Most metals in a compact state have a specific, so-called metallic luster and "white", "light" color. The exceptions are copper, gold and a few other non-ferrous metals, which retain their characteristic color even when crushed. However, fine powders of other metals are gray in color, and the finest powder is black or almost black. Hence the chemical, and then the technical name - "niello".

Rhodium "black" is soluble in acids, while rhodium ingot, as already mentioned, is insoluble even in aqua regia. The catalytic activity of rhodium "niello" is so great that wine alcohol quickly turns into acetic acid in its presence. By the way, the rhodium catalyst is resistant to poisons that poison catalysts.

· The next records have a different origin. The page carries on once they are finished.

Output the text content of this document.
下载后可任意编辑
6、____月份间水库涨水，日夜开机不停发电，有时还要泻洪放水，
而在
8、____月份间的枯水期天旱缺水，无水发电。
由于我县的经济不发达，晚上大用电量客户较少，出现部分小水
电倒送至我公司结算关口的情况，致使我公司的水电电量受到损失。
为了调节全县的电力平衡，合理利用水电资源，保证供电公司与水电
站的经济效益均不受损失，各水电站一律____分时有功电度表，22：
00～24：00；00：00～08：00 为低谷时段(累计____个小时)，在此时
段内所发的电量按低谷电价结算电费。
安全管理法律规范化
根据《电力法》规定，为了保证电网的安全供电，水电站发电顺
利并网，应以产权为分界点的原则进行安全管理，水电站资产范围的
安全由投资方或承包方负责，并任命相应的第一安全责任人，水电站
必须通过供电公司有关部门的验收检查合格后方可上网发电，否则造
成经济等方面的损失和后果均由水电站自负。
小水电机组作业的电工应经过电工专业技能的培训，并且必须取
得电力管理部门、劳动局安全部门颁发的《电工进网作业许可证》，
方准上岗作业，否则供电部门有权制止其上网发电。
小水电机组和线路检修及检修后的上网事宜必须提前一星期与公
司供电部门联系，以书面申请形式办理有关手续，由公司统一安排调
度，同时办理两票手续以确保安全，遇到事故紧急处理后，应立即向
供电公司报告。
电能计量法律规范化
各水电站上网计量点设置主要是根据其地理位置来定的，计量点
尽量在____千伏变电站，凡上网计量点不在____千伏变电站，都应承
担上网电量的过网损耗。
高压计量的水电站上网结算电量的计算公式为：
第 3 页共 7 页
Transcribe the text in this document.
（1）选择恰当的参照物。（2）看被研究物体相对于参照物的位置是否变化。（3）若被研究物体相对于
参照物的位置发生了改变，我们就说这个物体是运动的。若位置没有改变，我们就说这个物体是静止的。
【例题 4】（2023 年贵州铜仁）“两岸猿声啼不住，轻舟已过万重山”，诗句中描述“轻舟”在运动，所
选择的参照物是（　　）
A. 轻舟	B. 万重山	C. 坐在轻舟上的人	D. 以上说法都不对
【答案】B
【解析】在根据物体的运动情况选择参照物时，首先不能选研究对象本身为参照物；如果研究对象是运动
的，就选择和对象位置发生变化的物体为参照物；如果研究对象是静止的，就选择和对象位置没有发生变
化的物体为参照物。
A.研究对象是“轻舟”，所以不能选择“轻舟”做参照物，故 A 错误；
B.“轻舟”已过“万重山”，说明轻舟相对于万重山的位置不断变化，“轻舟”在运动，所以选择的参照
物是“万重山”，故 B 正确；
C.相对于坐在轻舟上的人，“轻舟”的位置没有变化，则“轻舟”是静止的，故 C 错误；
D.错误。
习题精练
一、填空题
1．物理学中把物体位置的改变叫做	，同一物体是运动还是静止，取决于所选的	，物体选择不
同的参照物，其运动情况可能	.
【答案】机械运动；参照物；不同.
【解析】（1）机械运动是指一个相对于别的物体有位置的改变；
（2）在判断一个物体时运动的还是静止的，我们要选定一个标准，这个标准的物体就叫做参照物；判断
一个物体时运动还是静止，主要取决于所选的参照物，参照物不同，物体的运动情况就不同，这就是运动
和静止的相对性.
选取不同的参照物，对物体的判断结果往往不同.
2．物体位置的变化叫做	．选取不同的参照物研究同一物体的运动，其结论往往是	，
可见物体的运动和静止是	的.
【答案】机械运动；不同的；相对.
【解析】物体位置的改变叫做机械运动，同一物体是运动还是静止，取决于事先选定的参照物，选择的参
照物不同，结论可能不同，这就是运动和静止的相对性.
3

Rhodium is a noble metal that surpasses platinum in chemical resistance in most corrosive environments.

Metallic rhodium dissolves in aqua regia during boiling, as well as electrochemically, anodic - in a mixture of hydrogen peroxide and sulfuric acid.

Rhodium is characterized by high chemical resistance. It interacts with non-metals only at a temperature of red heat. Finely ground rhodium only slowly oxidizes at temperatures above 600 °C:

4Rh + 3O 2 \u003d 2Rh 2 O 3.

When heated, rhodium reacts slowly with concentrated sulfuric acid, sodium hypochlorite solution and hydrogen bromide. During sintering, it reacts with melts of potassium hydrogen sulfate KHSO 4 , sodium peroxide Na 2 O 2 and barium peroxide BaO 2:

2Rh + 6KHSO 4 \u003d 2K 3 Rh (SO 4) 3 + 3H 2,

2Rh + 3BaO 2 = Rh 2 O 3 + 3BaO.

In the presence of alkali metal chlorides, when it is possible to form 3- complexes, rhodium interacts with chlorine, for example:

2Rh + 6NaCl + Cl 2 \u003d 2Na 3.

When exposed to aqueous solutions of salts and complexes of rhodium (III) with alkalis, a precipitate of rhodium hydroxide Rh (OH) 3 is formed:

Na 3 + 3NaOH \u003d Rh (OH) 3 ↓ + 6NaCl.

Hydroxide and oxide of rhodium (III) exhibit basic properties and interact with acids to form Rh (III) complexes:

Rh 2 O 3 + 12HCl = 2H 3 RhCl 6 + 3H 2 O,

Rh(OH) 3 + 6HCl = H 3 RhCl 6 + 3H 2 O.

Rhodium exhibits the highest oxidation state +6 in RhF 6 hexafluoride, which is formed by direct combustion of rhodium in fluorine. The connection is unstable. In the absence of water vapor, hexafluoride oxidizes free chlorine or nitric oxide (II) NO:

2RhF 6 + 3Cl 2 = 2RhF 3 + 6ClF.

In the lower oxidation states +1 and +2, rhodium forms complex compounds.

Application of rhodium

If rhodium were a more accessible metal, it could be used to obtain the purest graphite, so necessary in many branches of modern technology. Rhodium disinfects water

The biological role of rhodium and its physiological effects

Rhodium plays no biological role.

Rhodium compounds are quite rare in everyday life and their effects on the human body are not fully understood. Despite this, they are highly toxic and carcinogenic substances. LD 50 of rhodium chloride for rats - 12.6 mg/kg. Rhodium salts can strongly stain human skin.